A former NASCAR driver who finished eighth in the 1974 Southern 500 was shot to death at a worker camp in western North Dakota over the weekend.
Gerald Schild, 57, of Katy, Texas was allegedly shot by co-worker Victor Lamont of Lufkin, Texas. Lamont, 24, has been charged with murder, attempted murder and terrorizing. Travis Lomax, 38, of Fort Smith, Ark., also was injured in the shooting.
Authorities said the shooting happened late Saturday at the crew camp near Tioga, N.D., the Associated Press reported.
All three men were working for Wisconsin-based pipeline company Michels Corp., which has said the shooting happened when the men were off work. Lamont also is accused of threatening two other company workers with a gun, Williams County chief deputy Verlan Kvande told The Forum newspaper. Authorities have not released details of the incident or a possible motive.
Schild ran five NASCAR Cup races in 1974, finished eighth in the Southern 500 at Darlington, which was won by Cale Yarborough. He also ran races at Talladega, Charlotte and Rockingham for car owner Rush Johnson. He finished 13th at Rockingham and 16th at Talladega. He did not compete in NASCAR’s top series after the 1974 season.

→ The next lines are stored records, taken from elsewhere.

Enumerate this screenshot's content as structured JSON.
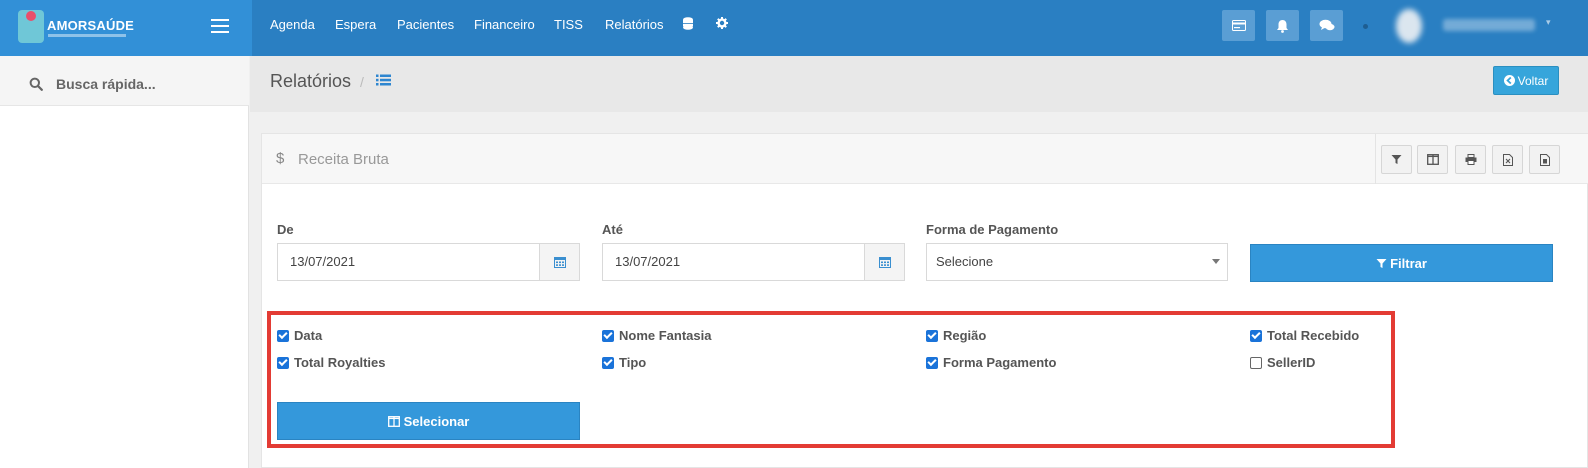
{
  "brand": {
    "name": "AMORSAÚDE"
  },
  "nav": {
    "links": [
      "Agenda",
      "Espera",
      "Pacientes",
      "Financeiro",
      "TISS",
      "Relatórios"
    ],
    "database_icon": "database-icon",
    "settings_icon": "gear-icon"
  },
  "sidebar": {
    "search_placeholder": "Busca rápida..."
  },
  "page": {
    "title": "Relatórios",
    "separator": "/",
    "back_label": "Voltar"
  },
  "panel": {
    "title": "Receita Bruta",
    "currency_symbol": "$",
    "tools": [
      "filter-icon",
      "columns-icon",
      "print-icon",
      "excel-icon",
      "pdf-icon"
    ]
  },
  "filters": {
    "from_label": "De",
    "from_value": "13/07/2021",
    "to_label": "Até",
    "to_value": "13/07/2021",
    "payment_label": "Forma de Pagamento",
    "payment_value": "Selecione",
    "filter_button": "Filtrar"
  },
  "columns": {
    "items": [
      {
        "label": "Data",
        "checked": true
      },
      {
        "label": "Nome Fantasia",
        "checked": true
      },
      {
        "label": "Região",
        "checked": true
      },
      {
        "label": "Total Recebido",
        "checked": true
      },
      {
        "label": "Total Royalties",
        "checked": true
      },
      {
        "label": "Tipo",
        "checked": true
      },
      {
        "label": "Forma Pagamento",
        "checked": true
      },
      {
        "label": "SellerID",
        "checked": false
      }
    ],
    "select_button": "Selecionar"
  },
  "colors": {
    "primary": "#3498db",
    "navbar": "#2a7fc2",
    "highlight": "#e33b34"
  }
}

John Mandabach, whose family owns Houston Motorsports Park, told the Williston (Texas) Herald that Schild had won “many, many races" there. The track will dedicate the Aug. 18 double feature to Schild and plans to name each of the features at the NASCAR Fiesta Modified the “Jerry Schild 40."
“I’d be surprised at anyone at our racetrack who doesn’t know who Jerry was and wouldn’t be able to share some humorous story," Mandabach told the paper. “He’s just a real memorable guy that had a positive impact on anyone he was around."
Mandabach said Schild had a lot of fans in the area and said his extended family has long been part of racing in Texas.
“The name Schild in Texas and racing are hand in hand," he told the paper. “I think they’re born with the racecar and steering wheel in their hand."
Mandabach said that Schild last raced at the track in April. He said one of his most memorable moments occurred when he entered a race just six weeks after donating a kidney to his sister.
“He came out to the track," Mandabach said. “I said, ‘What are you doing here?’
“(He said), ‘I’m not sitting on the bed anymore. This is where I feel comfortable.’
“It just shows how passionate he was about racing. He’s going to be truly missed."